Wealth Solutions & Wealth Planning
Navigating Tax Planning and Investment Opportunities in the UK
Laurence Lancaster of The Sovereign Group
Aug 24, 2023
Investing in the UK comes with both opportunities and challenges, particularly in the realm of tax planning. Recent developments, including the implementation of the Trust Registration Services (TRS) and the Register of Overseas Entities (ROE), have had a significant impact on high net worth individuals considering UK investments. Understanding these regulatory changes is crucial for investors to make informed decisions and optimize their tax strategies. Hubbis recently spoke to Laurence Lancaster, Group Head of Tax for The Sovereign Group, who delved into the intricacies of these developments and provide essential guidance for individuals looking to invest in the UK.
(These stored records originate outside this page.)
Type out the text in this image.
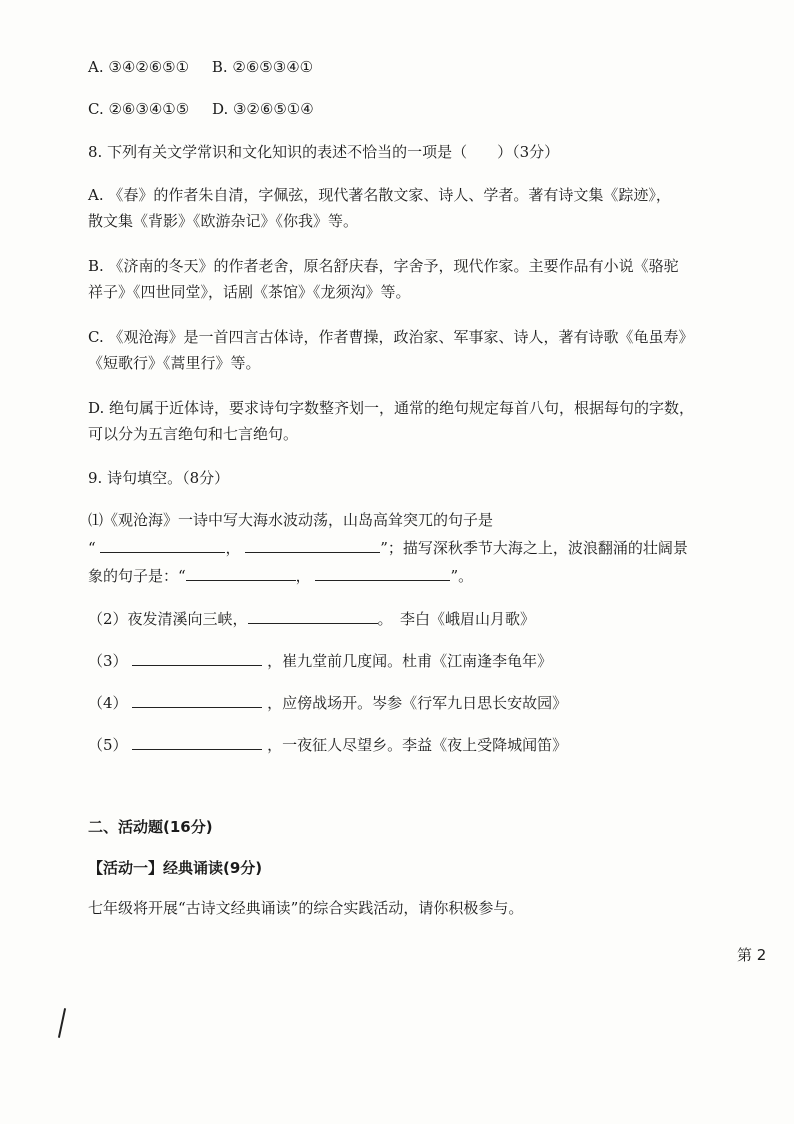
A. ③④②⑥⑤① B. ②⑥⑤③④①
C. ②⑥③④①⑤ D. ③②⑥⑤①④
8. 下列有关文学常识和文化知识的表述不恰当的一项是（　　）（3分）
A. 《春》的作者朱自清，字佩弦，现代著名散文家、诗人、学者。著有诗文集《踪迹》，
散文集《背影》《欧游杂记》《你我》等。
B. 《济南的冬天》的作者老舍，原名舒庆春，字舍予，现代作家。主要作品有小说《骆驼
祥子》《四世同堂》，话剧《茶馆》《龙须沟》等。
C. 《观沧海》是一首四言古体诗，作者曹操，政治家、军事家、诗人，著有诗歌《龟虽寿》
《短歌行》《蒿里行》等。
D. 绝句属于近体诗，要求诗句字数整齐划一，通常的绝句规定每首八句，根据每句的字数，
可以分为五言绝句和七言绝句。
9. 诗句填空。（8分）
⑴《观沧海》一诗中写大海水波动荡，山岛高耸突兀的句子是
“	，	”；描写深秋季节大海之上，波浪翻涌的壮阔景
象的句子是：“	，	”。
（2）夜发清溪向三峡，	。　李白《峨眉山月歌》
（3）	，崔九堂前几度闻。杜甫《江南逢李龟年》
（4）	，应傍战场开。岑参《行军九日思长安故园》
（5）	，一夜征人尽望乡。李益《夜上受降城闻笛》
二、活动题(16分)
【活动一】经典诵读(9分)
七年级将开展“古诗文经典诵读”的综合实践活动，请你积极参与。
第 2
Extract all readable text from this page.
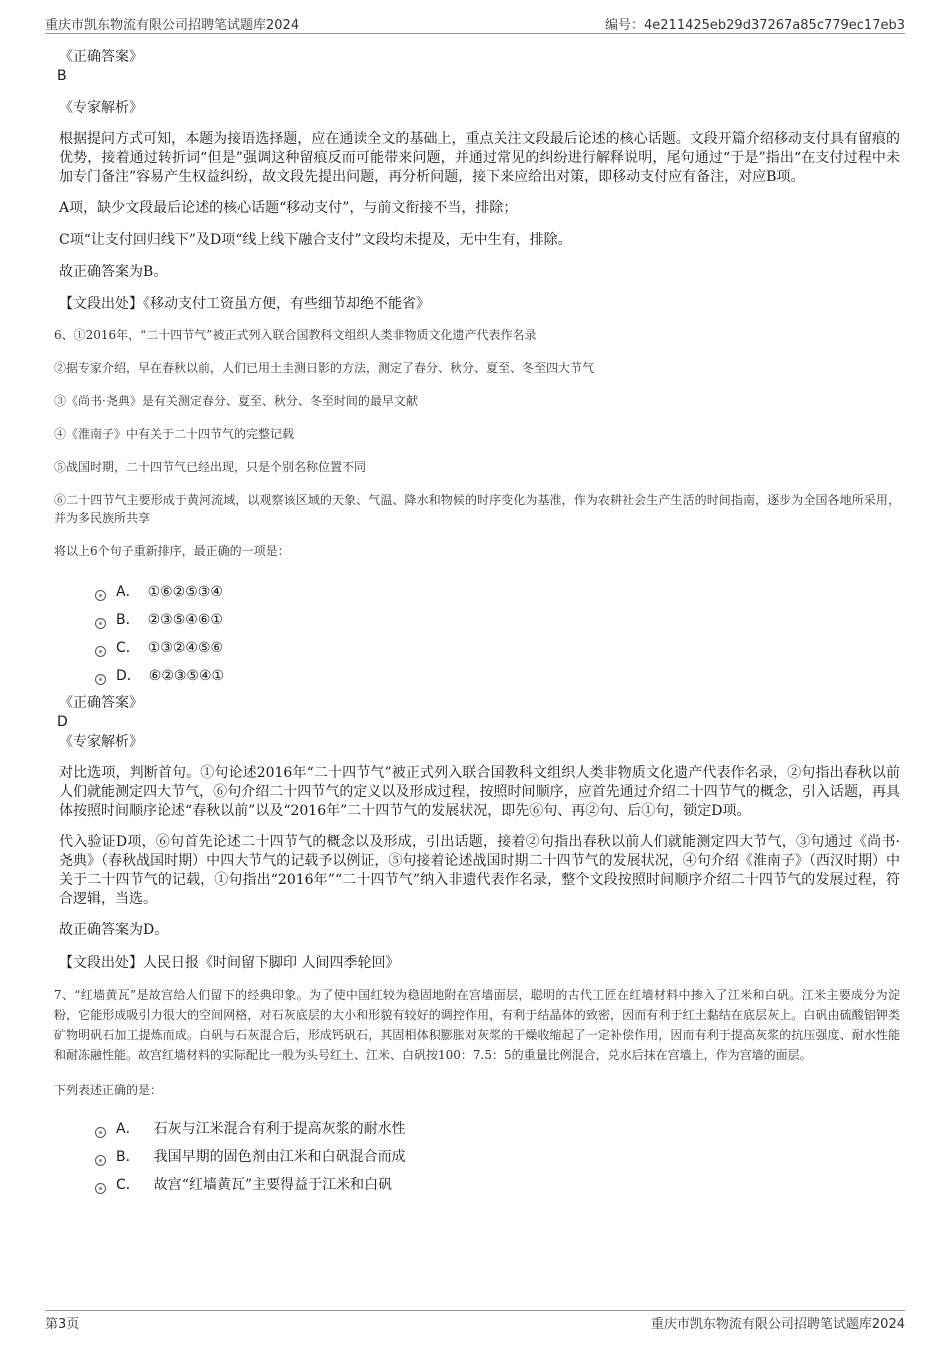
重庆市凯东物流有限公司招聘笔试题库2024	编号：4e211425eb29d37267a85c779ec17eb3
《正确答案》
B
《专家解析》
根据提问方式可知，本题为接语选择题，应在通读全文的基础上，重点关注文段最后论述的核心话题。文段开篇介绍移动支付具有留痕的优势，接着通过转折词“但是”强调这种留痕反而可能带来问题，并通过常见的纠纷进行解释说明，尾句通过“于是”指出“在支付过程中未加专门备注”容易产生权益纠纷，故文段先提出问题，再分析问题，接下来应给出对策，即移动支付应有备注，对应B项。
A项，缺少文段最后论述的核心话题“移动支付”，与前文衔接不当，排除；
C项“让支付回归线下”及D项“线上线下融合支付”文段均未提及，无中生有，排除。
故正确答案为B。
【文段出处】《移动支付工资虽方便，有些细节却绝不能省》
6、①2016年，“二十四节气”被正式列入联合国教科文组织人类非物质文化遗产代表作名录
②据专家介绍，早在春秋以前，人们已用土圭测日影的方法，测定了春分、秋分、夏至、冬至四大节气
③《尚书·尧典》是有关测定春分、夏至、秋分、冬至时间的最早文献
④《淮南子》中有关于二十四节气的完整记载
⑤战国时期，二十四节气已经出现，只是个别名称位置不同
⑥二十四节气主要形成于黄河流域，以观察该区域的天象、气温、降水和物候的时序变化为基准，作为农耕社会生产生活的时间指南，逐步为全国各地所采用，并为多民族所共享
将以上6个句子重新排序，最正确的一项是：
A． ①⑥②⑤③④
B． ②③⑤④⑥①
C． ①③②④⑤⑥
D． ⑥②③⑤④①
《正确答案》
D
《专家解析》
对比选项，判断首句。①句论述2016年“二十四节气”被正式列入联合国教科文组织人类非物质文化遗产代表作名录，②句指出春秋以前人们就能测定四大节气，⑥句介绍二十四节气的定义以及形成过程，按照时间顺序，应首先通过介绍二十四节气的概念，引入话题，再具体按照时间顺序论述“春秋以前”以及“2016年”二十四节气的发展状况，即先⑥句、再②句、后①句，锁定D项。
代入验证D项，⑥句首先论述二十四节气的概念以及形成，引出话题，接着②句指出春秋以前人们就能测定四大节气，③句通过《尚书·尧典》（春秋战国时期）中四大节气的记载予以例证，⑤句接着论述战国时期二十四节气的发展状况，④句介绍《淮南子》（西汉时期）中关于二十四节气的记载，①句指出“2016年”“二十四节气”纳入非遗代表作名录，整个文段按照时间顺序介绍二十四节气的发展过程，符合逻辑，当选。
故正确答案为D。
【文段出处】人民日报《时间留下脚印 人间四季轮回》
7、“红墙黄瓦”是故宫给人们留下的经典印象。为了使中国红较为稳固地附在宫墙面层，聪明的古代工匠在红墙材料中掺入了江米和白矾。江米主要成分为淀粉，它能形成吸引力很大的空间网格，对石灰底层的大小和形貌有较好的调控作用，有利于结晶体的致密，因而有利于红土黏结在底层灰上。白矾由硫酸铝钾类矿物明矾石加工提炼而成。白矾与石灰混合后，形成钙矾石，其固相体积膨胀对灰浆的干燥收缩起了一定补偿作用，因而有利于提高灰浆的抗压强度、耐水性能和耐冻融性能。故宫红墙材料的实际配比一般为头号红土、江米、白矾按100：7.5：5的重量比例混合，兑水后抹在宫墙上，作为宫墙的面层。
下列表述正确的是：
A． 石灰与江米混合有利于提高灰浆的耐水性
B． 我国早期的固色剂由江米和白矾混合而成
C． 故宫“红墙黄瓦”主要得益于江米和白矾
第3页	重庆市凯东物流有限公司招聘笔试题库2024
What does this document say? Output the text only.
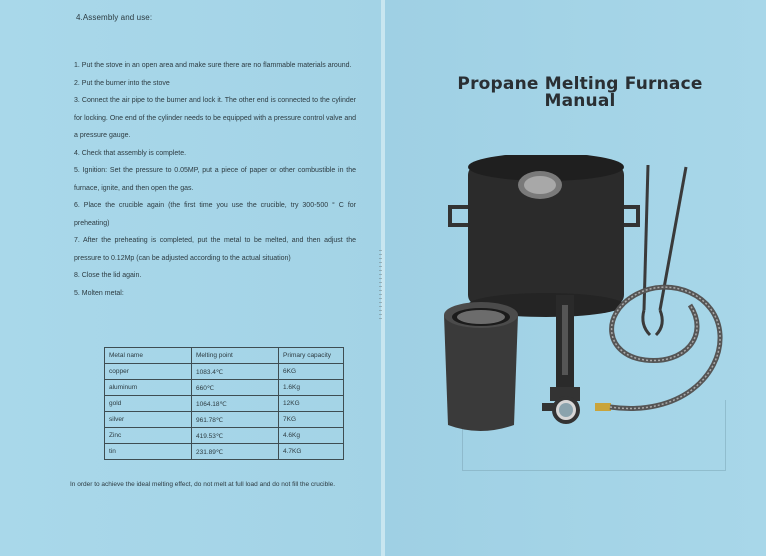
4.Assembly and use:
1. Put the stove in an open area and make sure there are no flammable materials around.
2. Put the burner into the stove
3. Connect the air pipe to the burner and lock it. The other end is connected to the cylinder for locking. One end of the cylinder needs to be equipped with a pressure control valve and a pressure gauge.
4. Check that assembly is complete.
5. Ignition: Set the pressure to 0.05MP, put a piece of paper or other combustible in the furnace, ignite, and then open the gas.
6. Place the crucible again (the first time you use the crucible, try 300-500 ° C for preheating)
7. After the preheating is completed, put the metal to be melted, and then adjust the pressure to 0.12Mp (can be adjusted according to the actual situation)
8. Close the lid again.
5. Molten metal:
Metal name	Melting point	Primary capacity
copper	1083.4℃	6KG
aluminum	660℃	1.6Kg
gold	1064.18℃	12KG
silver	961.78℃	7KG
Zinc	419.53℃	4.6Kg
tin	231.89℃	4.7KG
In order to achieve the ideal melting effect, do not melt at full load and do not fill the crucible.
Propane Melting Furnace
Manual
Trust Registration Services (TRS) and Disclosure Obligations
The TRS has introduced a comprehensive registration requirement for trusts holding UK assets, even if established in overseas jurisdictions. Overseas discretionary trusts owning shares in UK companies now fall within the scope of TRS. Consequently, investing in UK-listed assets can trigger the need for registration under the TRS, regardless of an individual's residency status. However, concerns have been raised regarding the impact on clients solely based overseas but having trusts with minimal UK connections, except investments in (say) UK listed shares. Understanding the widening scope of the TRS is essential for effective tax planning.
Register of Overseas Entities (ROE) and Compliance
The ROE, which opened in August 2022, mandates registration for overseas entities owning any form of UK property. Identifying beneficial owners has proven challenging under the ROE regime, with non-compliance carrying severe consequences, including criminal charges and restrictions on property disposals. The legislation, originally aimed at addressing Russian property ownership, now essentially encompasses all overseas entities holding any type of UK land. It is important to consider the unique requirements and potential implications of the ROE when investing in UK property.
Inheritance Tax (IHT) Mitigation
There remain various planning solutions available for IHT mitigation.
For non-UK domiciles the principal solution is an excluded property trust (EPT). If they wish to invest in residential property then other solutions should be considered such as life-time gifting, fixed interest trusts and / or life insurance.
For UK domiciles the use of a trust is tricker but lifetime gifting and life insurance remain viable options. Also, family investment companies (FICs) may provide an effective alternative to a trust structure. FICs can be used to hold standard investments as well as UK property provided it is let out to third parties.
Pre-Arrival Tax Planning Checklist
For individuals planning to return to the UK and aiming to minimize tax liabilities, a pre-arrival tax planning checklist is essential. Resigning from overseas directorships and extracting income before becoming UK resident can help mitigate UK tax liabilities once UK resident. Asset rebasing, compliance checks, and evaluation of loan arrangements are further considerations to optimize tax planning before returning to the UK. By proactively considering these factors and seeking professional advice, individuals can minimize potential tax burdens.
Advantages for Non-Resident Investors
Despite the evolving tax landscape, especially recent increases in stamp duty land tax (SDLT), the UK still offers advantages for non-resident investors. Non-residents are generally exempt from capital gains tax on disposals of most types of UK assets, except for UK property. The UK’s liberal approach to property ownership allows overseas entities and other structures to own UK assets, providing flexibility and choice for investors. Understanding the advantages and limitations is crucial when assessing investment opportunities in the UK.
Bringing it all together
Investing in the UK requires careful consideration of the evolving tax environment and regulatory changes. The implementation of the TRS and ROE has brought new challenges and disclosure obligations. However, planning opportunities remain, but any plan must accommodate rather than look to circumvent these new regimes. It is important to stay informed, seek professional advice, and understand the advantages and limitations that the UK offers for non-resident investors. By navigating these complexities, individuals can make informed decisions and maximize their investment potential in the UK.